School of Medicine, University of Louisville, Louisville, KY, USA.
Department of Bioengineering, University of Louisville, Lutz Hall 419, Louisville, KY, 40292, USA.
Lung. 2024 Apr;202(2):139-150. doi: 10.1007/s00408-024-00673-7. Epub 2024 Feb 20.
Diagnosis of idiopathic pulmonary fibrosis (IPF) typically relies on high-resolution computed tomography imaging (HRCT) or histopathology, while monitoring disease severity is done via frequent pulmonary function testing (PFT). More reliable and convenient methods of diagnosing fibrotic interstitial lung disease (ILD) type and monitoring severity would allow for early identification and enhance current therapeutic interventions. This study tested the hypothesis that a machine learning (ML) ensemble analysis of comprehensive metabolic panel (CMP) and complete blood count (CBC) data can accurately distinguish IPF from connective tissue disease ILD (CTD-ILD) and predict disease severity as seen with PFT.

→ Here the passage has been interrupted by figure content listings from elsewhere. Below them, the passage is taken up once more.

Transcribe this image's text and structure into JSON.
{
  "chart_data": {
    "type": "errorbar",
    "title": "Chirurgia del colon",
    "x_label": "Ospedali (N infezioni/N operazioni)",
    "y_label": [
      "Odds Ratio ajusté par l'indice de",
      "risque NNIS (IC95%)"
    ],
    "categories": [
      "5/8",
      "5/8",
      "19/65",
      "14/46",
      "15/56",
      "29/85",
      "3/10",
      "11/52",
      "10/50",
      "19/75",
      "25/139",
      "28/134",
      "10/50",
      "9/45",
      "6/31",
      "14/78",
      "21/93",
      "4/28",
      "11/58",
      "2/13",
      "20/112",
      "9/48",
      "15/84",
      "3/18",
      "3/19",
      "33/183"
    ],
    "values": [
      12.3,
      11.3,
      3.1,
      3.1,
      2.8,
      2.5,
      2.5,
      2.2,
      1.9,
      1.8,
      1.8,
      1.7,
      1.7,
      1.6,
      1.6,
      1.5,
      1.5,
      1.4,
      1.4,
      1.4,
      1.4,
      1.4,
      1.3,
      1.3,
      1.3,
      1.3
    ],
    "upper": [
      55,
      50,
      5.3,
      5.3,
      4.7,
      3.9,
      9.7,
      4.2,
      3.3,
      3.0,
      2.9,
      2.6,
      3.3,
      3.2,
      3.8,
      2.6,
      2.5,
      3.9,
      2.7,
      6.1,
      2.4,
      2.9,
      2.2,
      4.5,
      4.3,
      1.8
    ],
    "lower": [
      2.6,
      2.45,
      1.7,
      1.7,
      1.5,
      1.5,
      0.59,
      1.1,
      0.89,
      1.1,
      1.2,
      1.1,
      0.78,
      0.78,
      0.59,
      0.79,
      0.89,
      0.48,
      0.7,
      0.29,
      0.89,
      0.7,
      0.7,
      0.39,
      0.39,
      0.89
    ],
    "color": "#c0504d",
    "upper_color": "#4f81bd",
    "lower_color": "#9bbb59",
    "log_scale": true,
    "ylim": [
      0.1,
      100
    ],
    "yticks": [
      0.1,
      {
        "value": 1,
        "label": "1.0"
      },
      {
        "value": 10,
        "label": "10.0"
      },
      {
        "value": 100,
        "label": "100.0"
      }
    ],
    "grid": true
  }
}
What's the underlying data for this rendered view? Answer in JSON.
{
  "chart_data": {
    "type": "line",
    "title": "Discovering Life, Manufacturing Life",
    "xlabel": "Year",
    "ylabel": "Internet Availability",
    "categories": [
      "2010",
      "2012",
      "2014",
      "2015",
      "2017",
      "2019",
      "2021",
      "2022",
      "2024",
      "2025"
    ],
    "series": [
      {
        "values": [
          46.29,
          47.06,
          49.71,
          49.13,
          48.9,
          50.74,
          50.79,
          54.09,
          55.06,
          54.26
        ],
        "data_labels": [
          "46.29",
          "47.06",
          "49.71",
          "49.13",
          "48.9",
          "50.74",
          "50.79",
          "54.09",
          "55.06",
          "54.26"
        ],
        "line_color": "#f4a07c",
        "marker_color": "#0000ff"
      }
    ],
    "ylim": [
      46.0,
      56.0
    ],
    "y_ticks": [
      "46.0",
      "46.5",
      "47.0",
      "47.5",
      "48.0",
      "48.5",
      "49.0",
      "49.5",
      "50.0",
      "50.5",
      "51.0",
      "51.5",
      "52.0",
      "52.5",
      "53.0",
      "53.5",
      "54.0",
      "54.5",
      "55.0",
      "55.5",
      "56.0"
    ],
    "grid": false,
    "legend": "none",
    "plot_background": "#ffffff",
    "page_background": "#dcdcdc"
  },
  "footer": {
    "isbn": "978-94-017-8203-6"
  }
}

Outpatient data with diagnosis of IPF or CTD-ILD (n = 103 visits by 53 patients) were analyzed via ML methodology to evaluate (1) IPF vs CTD-ILD diagnosis; (2) %predicted Diffusing Capacity of Lung for Carbon Monoxide (DLCO) moderate or mild vs severe; (3) %predicted Forced Vital Capacity (FVC) moderate or mild vs severe; and (4) %predicted FVC mild vs moderate or severe.
ML methodology identified IPF from CTD-ILD with AUC = 0.893, while PFT was classified as DLCO moderate or mild vs severe with AUC = 0.749, FVC moderate or mild vs severe with AUC = 0.741, and FVC mild vs moderate or severe with AUC = 0.739. Key features included albumin, alanine transaminase, %lymphocytes, hemoglobin, %eosinophils, white blood cell count, %monocytes, and %neutrophils.
Analysis of CMP and CBC data via proposed ML methodology offers the potential to distinguish IPF from CTD-ILD and predict severity on associated PFT with accuracy that meets or exceeds current clinical practice.
特发性肺纤维化(IPF)的诊断通常依赖于高分辨率计算机断层扫描成像(HRCT)或组织病理学,而疾病严重程度的监测则通过频繁的肺功能测试(PFT)进行。更可靠和方便的纤维化性间质性肺疾病(ILD)类型诊断和严重程度监测方法将允许早期识别,并增强当前的治疗干预。本研究检验了一个假设,即综合代谢面板(CMP)和全血细胞计数(CBC)数据的机器学习(ML)集成分析可以准确地区分特发性肺纤维化与结缔组织疾病间质性肺病(CTD-ILD),并预测如 PFT 所见的疾病严重程度。
通过 ML 方法分析门诊患者的 IPF 或 CTD-ILD 数据(53 名患者的 103 次就诊),以评估(1)IPF 与 CTD-ILD 的诊断;(2)%预测一氧化碳弥散量(DLCO)中度或轻度与严重;(3)%预测用力肺活量(FVC)中度或轻度与严重;(4)%预测 FVC 轻度与中度或重度。
ML 方法将 IPF 与 CTD-ILD 区分开来,AUC=0.893,而 PFT 则将 DLCO 中度或轻度与严重区分开来,AUC=0.749,FVC 中度或轻度与严重区分开来,AUC=0.741,FVC 轻度与中度或严重区分开来,AUC=0.739。关键特征包括白蛋白、丙氨酸转氨酶、淋巴细胞百分比、血红蛋白、嗜酸性粒细胞百分比、白细胞计数、单核细胞百分比和中性粒细胞百分比。
通过所提出的 ML 方法分析 CMP 和 CBC 数据,有可能区分 IPF 与 CTD-ILD,并预测相关 PFT 的严重程度,准确性与当前临床实践相当或超过。